Canada's soaring dollar a tourism roadblock
As the U.S. currency falls vs. the loonie, Canada is no longer the bargain destination it once was. But it’s great for Canadians making U.S. plans.
By SUSAN TAYLOR MARTIN
Published May 29, 2006
Can’t afford a vacation in Paris, where the dollar is worth just 78 cents against the euro? Or London, where the pound is so strong a dollar buys barely half of what it would in the United States?
For those wanting a cheaper, closer foreign destination, Montreal and Toronto have always been attractive alternatives. But even Canada is no longer the bargain it used to be for Americans.
In the past two years, the Canadian dollar, or “loonie,’’ has strengthened 25 percent against its U.S. counterpart, soaring to a value of 91.1 cents on May 9. That’s the highest it has been since 1978, when Jimmy Carter was president, Dallas made its TV debut and the world’s first test-tube baby was born in Britain.
The strength of the loonie — nicknamed after the national bird — is terrific for Canadians who winter in Florida, purchase vacation homes in the states or simply drive across the border to U.S. stores where the loonie buys a lot more shoes and clothing than it once did.
“It’s great news for snowbirds, that’s for sure,’’ says Michael MacKenzie, spokesman for the Toronto-based Canadian Snowbird Association.
More than two-thirds of the organization’s 80,000 members head to Florida each year and “a lot of them are senior citizens on fixed incomes who drive,’’ he says. “The higher the loonie goes, the better it is for traveling Canadians.’’

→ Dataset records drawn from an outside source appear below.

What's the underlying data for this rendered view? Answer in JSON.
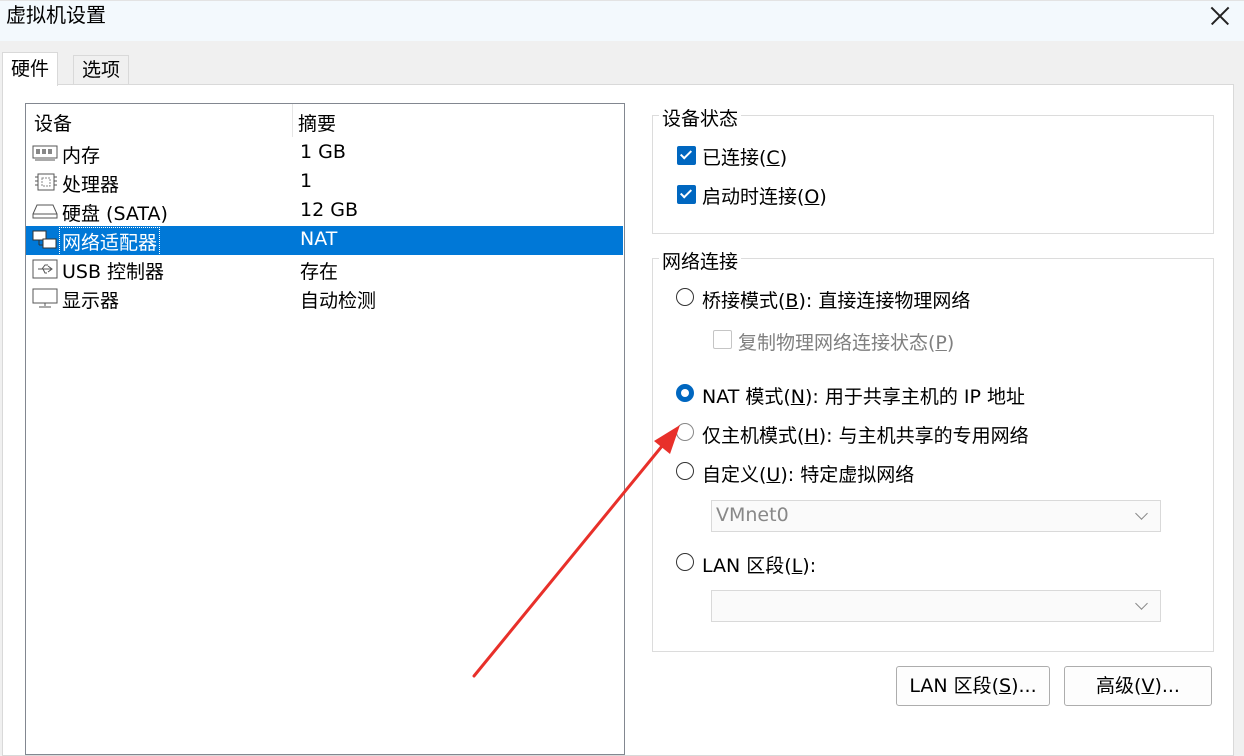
{
  "window": {
    "title": "虚拟机设置"
  },
  "tabs": [
    {
      "label": "硬件"
    },
    {
      "label": "选项"
    }
  ],
  "device_list": {
    "headers": {
      "device": "设备",
      "summary": "摘要"
    },
    "rows": [
      {
        "name": "内存",
        "summary": "1 GB",
        "icon": "memory-icon"
      },
      {
        "name": "处理器",
        "summary": "1",
        "icon": "processor-icon"
      },
      {
        "name": "硬盘 (SATA)",
        "summary": "12 GB",
        "icon": "hard-disk-icon"
      },
      {
        "name": "网络适配器",
        "summary": "NAT",
        "icon": "network-adapter-icon",
        "selected": true
      },
      {
        "name": "USB 控制器",
        "summary": "存在",
        "icon": "usb-icon"
      },
      {
        "name": "显示器",
        "summary": "自动检测",
        "icon": "monitor-icon"
      }
    ]
  },
  "device_status": {
    "label": "设备状态",
    "connected": {
      "pre": "已连接(",
      "key": "C",
      "post": ")",
      "checked": true
    },
    "connect_at_power_on": {
      "pre": "启动时连接(",
      "key": "O",
      "post": ")",
      "checked": true
    }
  },
  "network_connection": {
    "label": "网络连接",
    "bridged": {
      "pre": "桥接模式(",
      "key": "B",
      "post": "): 直接连接物理网络",
      "selected": false
    },
    "replicate": {
      "pre": "复制物理网络连接状态(",
      "key": "P",
      "post": ")",
      "checked": false
    },
    "nat": {
      "pre": "NAT 模式(",
      "key": "N",
      "post": "): 用于共享主机的 IP 地址",
      "selected": true
    },
    "host_only": {
      "pre": "仅主机模式(",
      "key": "H",
      "post": "): 与主机共享的专用网络",
      "selected": false
    },
    "custom": {
      "pre": "自定义(",
      "key": "U",
      "post": "): 特定虚拟网络",
      "selected": false
    },
    "custom_value": "VMnet0",
    "lan_segment": {
      "pre": "LAN 区段(",
      "key": "L",
      "post": "):",
      "selected": false
    },
    "lan_value": ""
  },
  "buttons": {
    "lan_segments": {
      "pre": "LAN 区段(",
      "key": "S",
      "post": ")..."
    },
    "advanced": {
      "pre": "高级(",
      "key": "V",
      "post": ")..."
    }
  },
  "annotation": {
    "arrow_color": "#e8302a"
  },
  "colors": {
    "selection": "#0078d7",
    "accent": "#0067c0"
  }
}
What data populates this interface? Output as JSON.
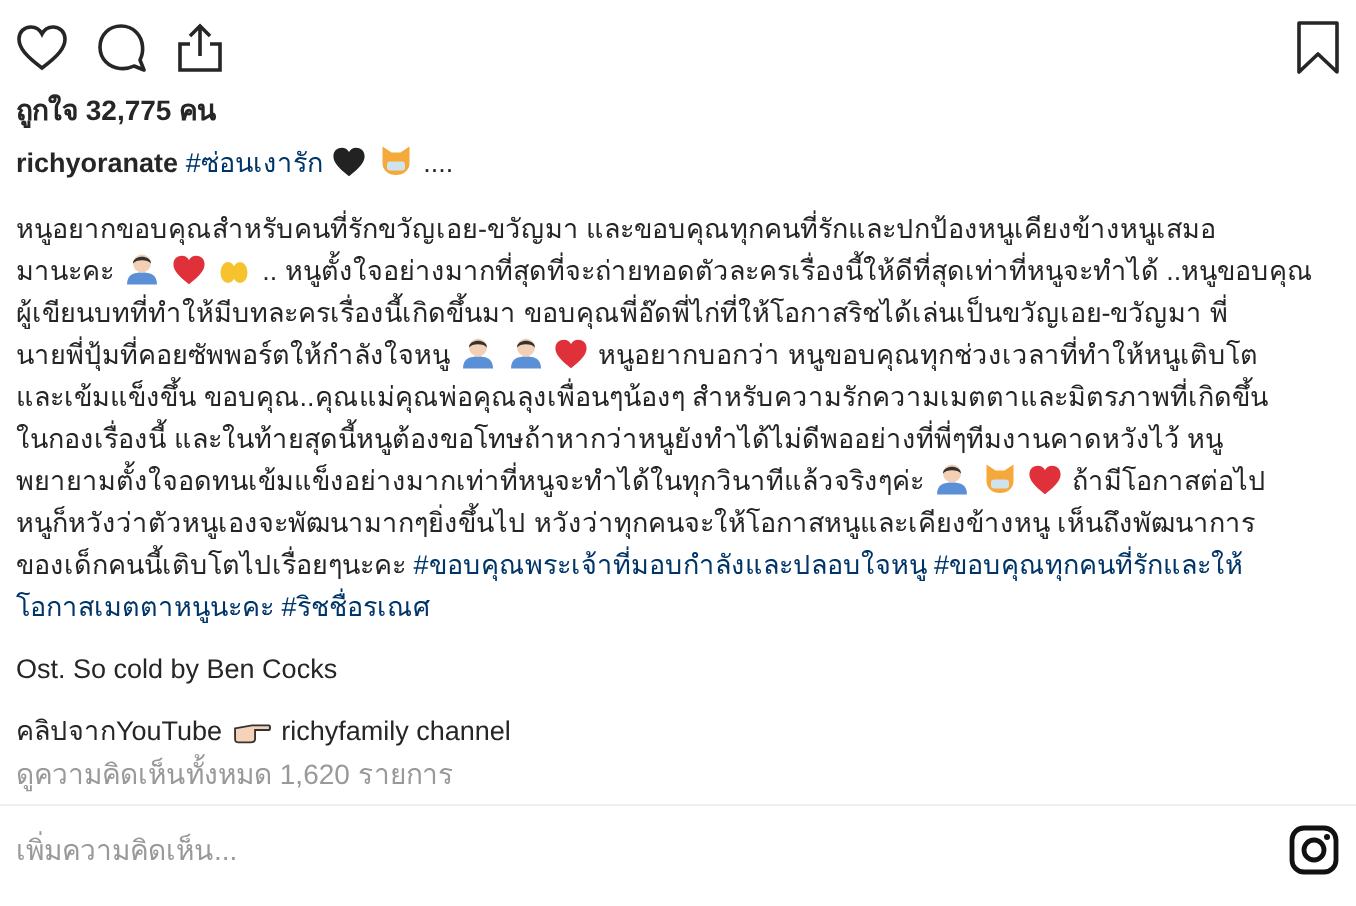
{
  "likes": "ถูกใจ 32,775 คน",
  "caption": {
    "username": "richyoranate",
    "heading": [
      {
        "kind": "tag",
        "text": "#ซ่อนเงารัก"
      },
      {
        "kind": "heart",
        "color": "#222222"
      },
      {
        "kind": "cat"
      },
      {
        "kind": "text",
        "text": "...."
      }
    ],
    "body_lines": [
      [
        {
          "kind": "text",
          "text": "หนูอยากขอบคุณสำหรับคนที่รักขวัญเอย-ขวัญมา และขอบคุณทุกคนที่รักและปกป้องหนูเคียงข้างหนูเสมอ"
        }
      ],
      [
        {
          "kind": "text",
          "text": "มานะคะ"
        },
        {
          "kind": "person"
        },
        {
          "kind": "heart",
          "color": "#e0303a"
        },
        {
          "kind": "hands"
        },
        {
          "kind": "text",
          "text": ".. หนูตั้งใจอย่างมากที่สุดที่จะถ่ายทอดตัวละครเรื่องนี้ให้ดีที่สุดเท่าที่หนูจะทำได้ ..หนูขอบคุณ"
        }
      ],
      [
        {
          "kind": "text",
          "text": "ผู้เขียนบทที่ทำให้มีบทละครเรื่องนี้เกิดขึ้นมา ขอบคุณพี่อ๊ดพี่ไก่ที่ให้โอกาสริชได้เล่นเป็นขวัญเอย-ขวัญมา พี่"
        }
      ],
      [
        {
          "kind": "text",
          "text": "นายพี่ปุ้มที่คอยซัพพอร์ตให้กำลังใจหนู"
        },
        {
          "kind": "person"
        },
        {
          "kind": "person"
        },
        {
          "kind": "heart",
          "color": "#e0303a"
        },
        {
          "kind": "text",
          "text": "หนูอยากบอกว่า หนูขอบคุณทุกช่วงเวลาที่ทำให้หนูเติบโต"
        }
      ],
      [
        {
          "kind": "text",
          "text": "และเข้มแข็งขึ้น ขอบคุณ..คุณแม่คุณพ่อคุณลุงเพื่อนๆน้องๆ สำหรับความรักความเมตตาและมิตรภาพที่เกิดขึ้น"
        }
      ],
      [
        {
          "kind": "text",
          "text": "ในกองเรื่องนี้ และในท้ายสุดนี้หนูต้องขอโทษถ้าหากว่าหนูยังทำได้ไม่ดีพออย่างที่พี่ๆทีมงานคาดหวังไว้ หนู"
        }
      ],
      [
        {
          "kind": "text",
          "text": "พยายามตั้งใจอดทนเข้มแข็งอย่างมากเท่าที่หนูจะทำได้ในทุกวินาทีแล้วจริงๆค่ะ"
        },
        {
          "kind": "person"
        },
        {
          "kind": "cat"
        },
        {
          "kind": "heart",
          "color": "#e0303a"
        },
        {
          "kind": "text",
          "text": "ถ้ามีโอกาสต่อไป"
        }
      ],
      [
        {
          "kind": "text",
          "text": "หนูก็หวังว่าตัวหนูเองจะพัฒนามากๆยิ่งขึ้นไป หวังว่าทุกคนจะให้โอกาสหนูและเคียงข้างหนู เห็นถึงพัฒนาการ"
        }
      ],
      [
        {
          "kind": "text",
          "text": "ของเด็กคนนี้เติบโตไปเรื่อยๆนะคะ"
        },
        {
          "kind": "tag",
          "text": "#ขอบคุณพระเจ้าที่มอบกำลังและปลอบใจหนู"
        },
        {
          "kind": "tag",
          "text": "#ขอบคุณทุกคนที่รักและให้"
        }
      ],
      [
        {
          "kind": "tag",
          "text": "โอกาสเมตตาหนูนะคะ"
        },
        {
          "kind": "tag",
          "text": "#ริชชื่อรเณศ"
        }
      ]
    ],
    "ost": "Ost. So cold by Ben Cocks",
    "source": [
      {
        "kind": "text",
        "text": "คลิปจากYouTube"
      },
      {
        "kind": "point"
      },
      {
        "kind": "text",
        "text": "richyfamily channel"
      }
    ]
  },
  "view_comments": "ดูความคิดเห็นทั้งหมด 1,620 รายการ",
  "comment_field": {
    "placeholder": "เพิ่มความคิดเห็น..."
  }
}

But it’s not so good for Americans or the Canadian tourism industry. Some experts think the two currencies could even hit parity by the end of the year, wiping out any financial advantage Canadian cities and resorts have in luring visitors from south of the border.
“Visitation from the United States to Canada is declining, so our concern is to understand the factors influencing this, and one of those is the exchange rate,’’ says Andrew Clark, spokesman for the Canadian Tourism Commission in Vancouver.

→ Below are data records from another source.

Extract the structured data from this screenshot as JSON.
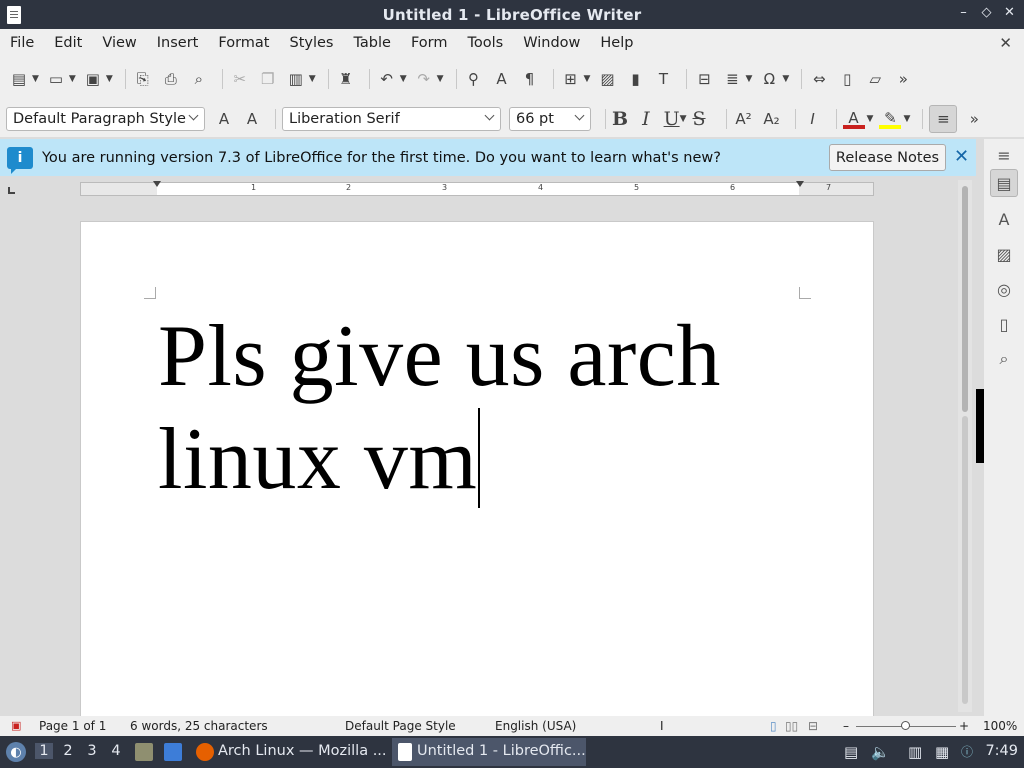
{
  "window": {
    "title": "Untitled 1 - LibreOffice Writer",
    "controls": {
      "minimize": "–",
      "maximize": "◇",
      "close": "✕"
    }
  },
  "menubar": {
    "items": [
      "File",
      "Edit",
      "View",
      "Insert",
      "Format",
      "Styles",
      "Table",
      "Form",
      "Tools",
      "Window",
      "Help"
    ],
    "close_document": "✕"
  },
  "formatting": {
    "paragraph_style": "Default Paragraph Style",
    "font_name": "Liberation Serif",
    "font_size": "66 pt",
    "bold": "B",
    "italic": "I",
    "underline": "U",
    "strikethrough": "S",
    "font_color": "#c9211e",
    "highlight_color": "#ffff00"
  },
  "infobar": {
    "message": "You are running version 7.3 of LibreOffice for the first time. Do you want to learn what's new?",
    "button": "Release Notes",
    "close": "✕"
  },
  "ruler": {
    "numbers": [
      "1",
      "2",
      "3",
      "4",
      "5",
      "6",
      "7"
    ]
  },
  "document": {
    "text": "Pls give us arch linux vm"
  },
  "statusbar": {
    "page": "Page 1 of 1",
    "words": "6 words, 25 characters",
    "page_style": "Default Page Style",
    "language": "English (USA)",
    "zoom": "100%"
  },
  "taskbar": {
    "workspaces": [
      "1",
      "2",
      "3",
      "4"
    ],
    "tasks": [
      "Arch Linux — Mozilla ...",
      "Untitled 1 - LibreOffic..."
    ],
    "clock": "7:49"
  },
  "icons": {
    "sidebar": [
      "properties-icon",
      "styles-icon",
      "gallery-icon",
      "navigator-icon",
      "page-icon",
      "style-inspector-icon"
    ]
  }
}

The commission’s challenge is to make Canada — so familiar to Americans in many ways — “intriguing and exciting,’’ Clark says. “The American dollar is still stronger, so there are still opportunities.’’
Just a few years ago, the loonie bottomed out at 62 cents against the U.S. dollar, meaning Canadians in the United States had the same feeling Americans now have when they visit London: a sense that half their money disappears the minute they step off the plane.
“I’ve been planning to have a holiday in the states for years, but I haven’t been doing it because of the exchange rate,’’ says P.N. Rowe, an economist at Carleton University in Ottawa. Rowe says he may finally get his U.S. vacation this year, although “I’m waiting for the Canadian dollar to go up a bit more.’’
Investors have been shying away from the U.S. dollar because of concerns about record budget deficits and other factors. At the same time, the loonie is ever more attractive because the already-strong Canadian economy has been bolstered by high prices for oil, gold and other commodities Canada exports.
“If the negative momentum toward the U.S. dollar is strong, like it started to become in the last two weeks, there’s no telling where the Canadian dollar would stop,’’ says Chuck Butler, currency expert at Jacksonville-based Everbank Financial Corp.
“You’ve got these high oil prices, which I don’t think are going to back off, they have wonderful budget and trade surplus numbers — these are things that really attract foreign investors.’’
However, the strong loonie is causing concerns in Canada’s tourism industry, which also suffered after the Sept. 11 attacks when tightened security caused huge tie-ups at the border. As the loonie rose against the dollar between March 2005 and March 2006, travel from the United States to Canada dropped more than 10 percent.
The exchange rate makes little difference to affluent travelers who tend to take longer vacations, but “it has more of an effect close to the border,’’ says Clark of the tourism commission. “The day trips into Canada, the overnight drive vacations — these people are staying domestically” in the United States.
Toronto, Canada’s largest city, has seen a 15 percent slump in U.S. tourism in the past five years despite world-class dining, shopping and other attractions. This summer, it is aggressively courting Americans with package deals.
For $145 U.S. per person, visitors get a one-night hotel stay plus breakfast, admission to the Hockey Hall of Fame or another major attraction, and a ticket to the critically panned but popular musical adaptation of Lord of the Rings.
The last time the loonie was so strong was in the mid ’70s when Rowe, the Carleton economist, remembers his car breaking down while he was in the United States. He had only loonies on him, but the garage owner, who was planning a trip to Canada, took them in payment because they were worth more than the U.S. currency.
“I was happy because I got a new battery and he was happy because he got cheap Canadian dollars,’’ Rowe says.